Toda traición a la dialéctica implica el desconcierto de la conciencia así como la revocación del instinto; y también la secularización de la utopía conduce al síncope astral, de ahí que los antiguos maestros aconsejaran  la cesación del intelecto y de los deseos y no tener jamás los nervios de punta por muy mal que vayan los negocios.

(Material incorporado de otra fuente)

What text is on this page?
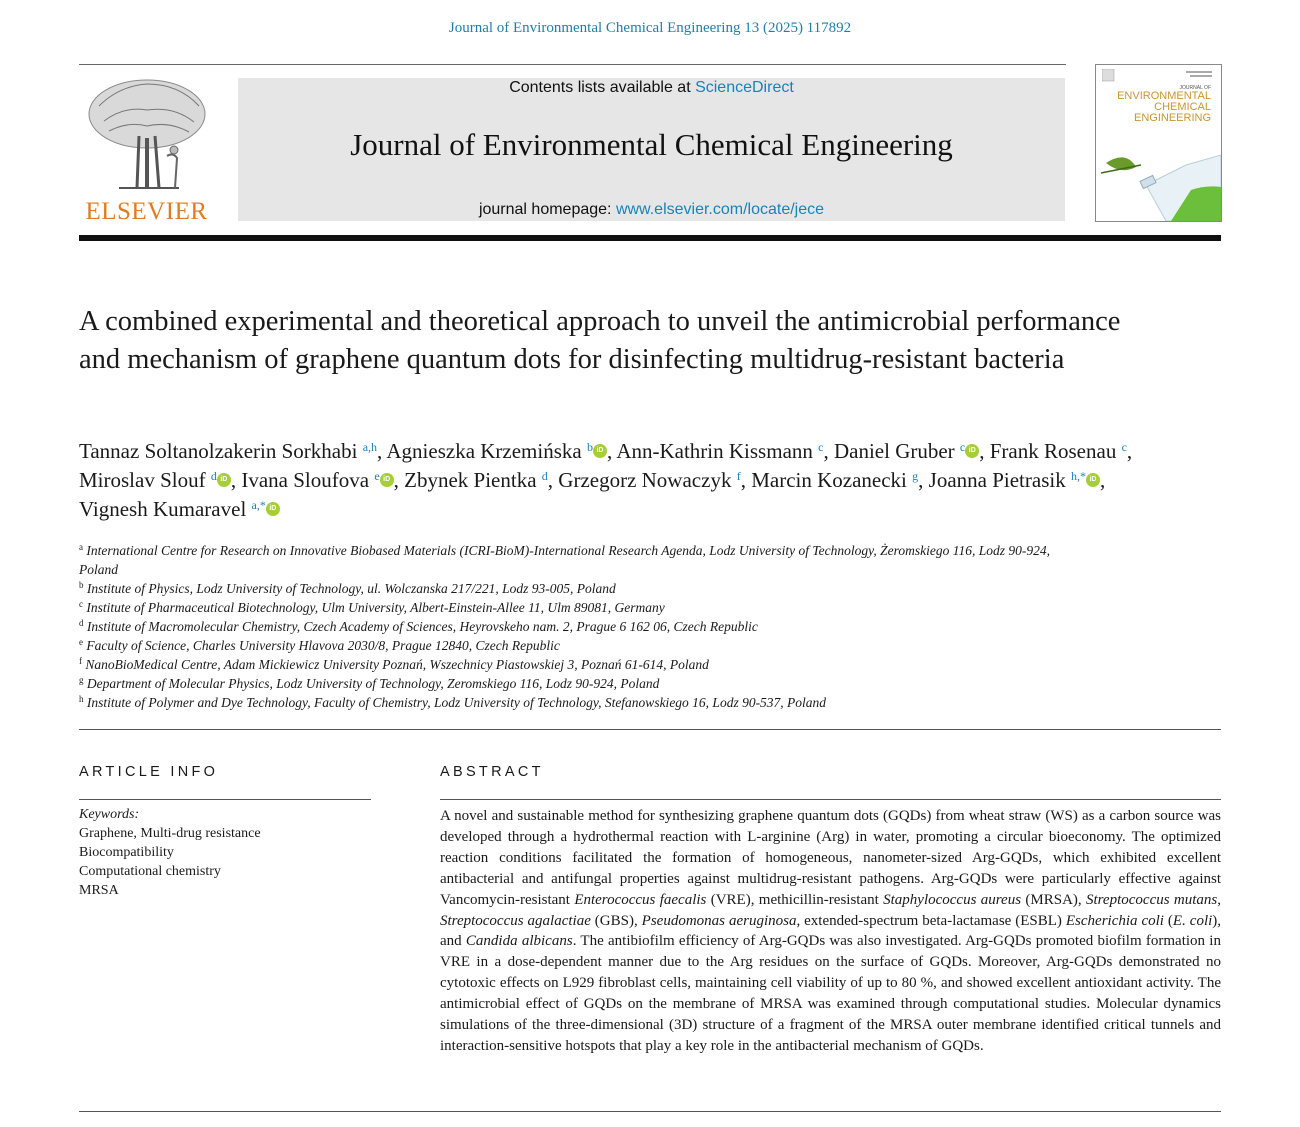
Journal of Environmental Chemical Engineering 13 (2025) 117892
ELSEVIER
Contents lists available at ScienceDirect
Journal of Environmental Chemical Engineering
journal homepage: www.elsevier.com/locate/jece
JOURNAL OF
ENVIRONMENTAL
CHEMICAL
ENGINEERING
A combined experimental and theoretical approach to unveil the antimicrobial performance and mechanism of graphene quantum dots for disinfecting multidrug-resistant bacteria
Tannaz Soltanolzakerin Sorkhabi $^{a,h}$, Agnieszka Krzemińska $^b$ iD , Ann-Kathrin Kissmann $^c$, Daniel Gruber $^c$ iD , Frank Rosenau $^c$, Miroslav Slouf $^d$ iD , Ivana Sloufova $^e$ iD , Zbynek Pientka $^d$, Grzegorz Nowaczyk $^f$, Marcin Kozanecki $^g$, Joanna Pietrasik $^{h,*}$ iD , Vignesh Kumaravel $^{a,*}$ iD
$^a$ International Centre for Research on Innovative Biobased Materials (ICRI-BioM)-International Research Agenda, Lodz University of Technology, Żeromskiego 116, Lodz 90-924, Poland
$^b$ Institute of Physics, Lodz University of Technology, ul. Wolczanska 217/221, Lodz 93-005, Poland
$^c$ Institute of Pharmaceutical Biotechnology, Ulm University, Albert-Einstein-Allee 11, Ulm 89081, Germany
$^d$ Institute of Macromolecular Chemistry, Czech Academy of Sciences, Heyrovskeho nam. 2, Prague 6 162 06, Czech Republic
$^e$ Faculty of Science, Charles University Hlavova 2030/8, Prague 12840, Czech Republic
$^f$ NanoBioMedical Centre, Adam Mickiewicz University Poznań, Wszechnicy Piastowskiej 3, Poznań 61-614, Poland
$^g$ Department of Molecular Physics, Lodz University of Technology, Zeromskiego 116, Lodz 90-924, Poland
$^h$ Institute of Polymer and Dye Technology, Faculty of Chemistry, Lodz University of Technology, Stefanowskiego 16, Lodz 90-537, Poland
ARTICLE INFO	ABSTRACT
Keywords:
Graphene, Multi-drug resistance
Biocompatibility
Computational chemistry
MRSA
A novel and sustainable method for synthesizing graphene quantum dots (GQDs) from wheat straw (WS) as a carbon source was developed through a hydrothermal reaction with L-arginine (Arg) in water, promoting a circular bioeconomy. The optimized reaction conditions facilitated the formation of homogeneous, nanometer-sized Arg-GQDs, which exhibited excellent antibacterial and antifungal properties against multidrug-resistant pathogens. Arg-GQDs were particularly effective against Vancomycin-resistant Enterococcus faecalis (VRE), methicillin-resistant Staphylococcus aureus (MRSA), Streptococcus mutans, Streptococcus agalactiae (GBS), Pseudomonas aeruginosa, extended-spectrum beta-lactamase (ESBL) Escherichia coli (E. coli), and Candida albicans. The antibiofilm efficiency of Arg-GQDs was also investigated. Arg-GQDs promoted biofilm formation in VRE in a dose-dependent manner due to the Arg residues on the surface of GQDs. Moreover, Arg-GQDs demonstrated no cytotoxic effects on L929 fibroblast cells, maintaining cell viability of up to 80 %, and showed excellent antioxidant activity. The antimicrobial effect of GQDs on the membrane of MRSA was examined through computational studies. Molecular dynamics simulations of the three-dimensional (3D) structure of a fragment of the MRSA outer membrane identified critical tunnels and interaction-sensitive hotspots that play a key role in the antibacterial mechanism of GQDs.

La epojé de Sexto Empírico
previa a la ataraxia.    


En esta serie de la crucifixión —en su iconografía, cromatismo, perspectivas, composiciones— hay un algo de desprecio hacia el mundo inferior terreno, la sensación de un destierro colectivo y cierta angustiosa obsesión por el retorno a la esfera ideal anterior a la caída. 


En un comentario sobre la teología de Basílides, Borges resume los términos de la especulación sobre el carácter fantasmal del crucificado, quien habría sido un doble, ya que el Cristo esencial (el auténtico), evitando el infamante suplicio, volvió a la plenitud del Pleroma atravesando los 365 cielos contra la voluntad de los fabricantes de dioses (J. L. B.: “Una vindicación del falso Basílides”, Discusión, 1964).


Vinieron a salvar el mundo defectuoso, el mundo diferido nello stato di latenza.  Un mundo que, en todo caso, dominará aquel que se conquiste a sí mismo,  siendo éste el poderoso de la vía ascética y la dionisíaca; el invicto iniciado, el escogido, el arquitecto de Jerusalén, el Siddharta micénico, el Nuevo Horus, le Prince d’Aquitaine à la tour abolie (Gérard de Nerval, “El desdichado” [en español en el original], Les Chimères, 1854), etc.

En cuanto al inquietante (y dudoso) dilema entre felicidad e infelicidad, recuerdo humildemente las palabras del Grand Master de Viena:  


“Este programa (del principio del placer) ni siquiera es realizable, pues todo el orden del universo se le opone, y aún estaríamos por afirmar que el plan de la Creación no incluye el propósito de que el hombre sea feliz” (Sigmund Freud, El malestar en la cultura, 1930).

Hay que estar dispuesto a perder una batalla para ganar la guerra.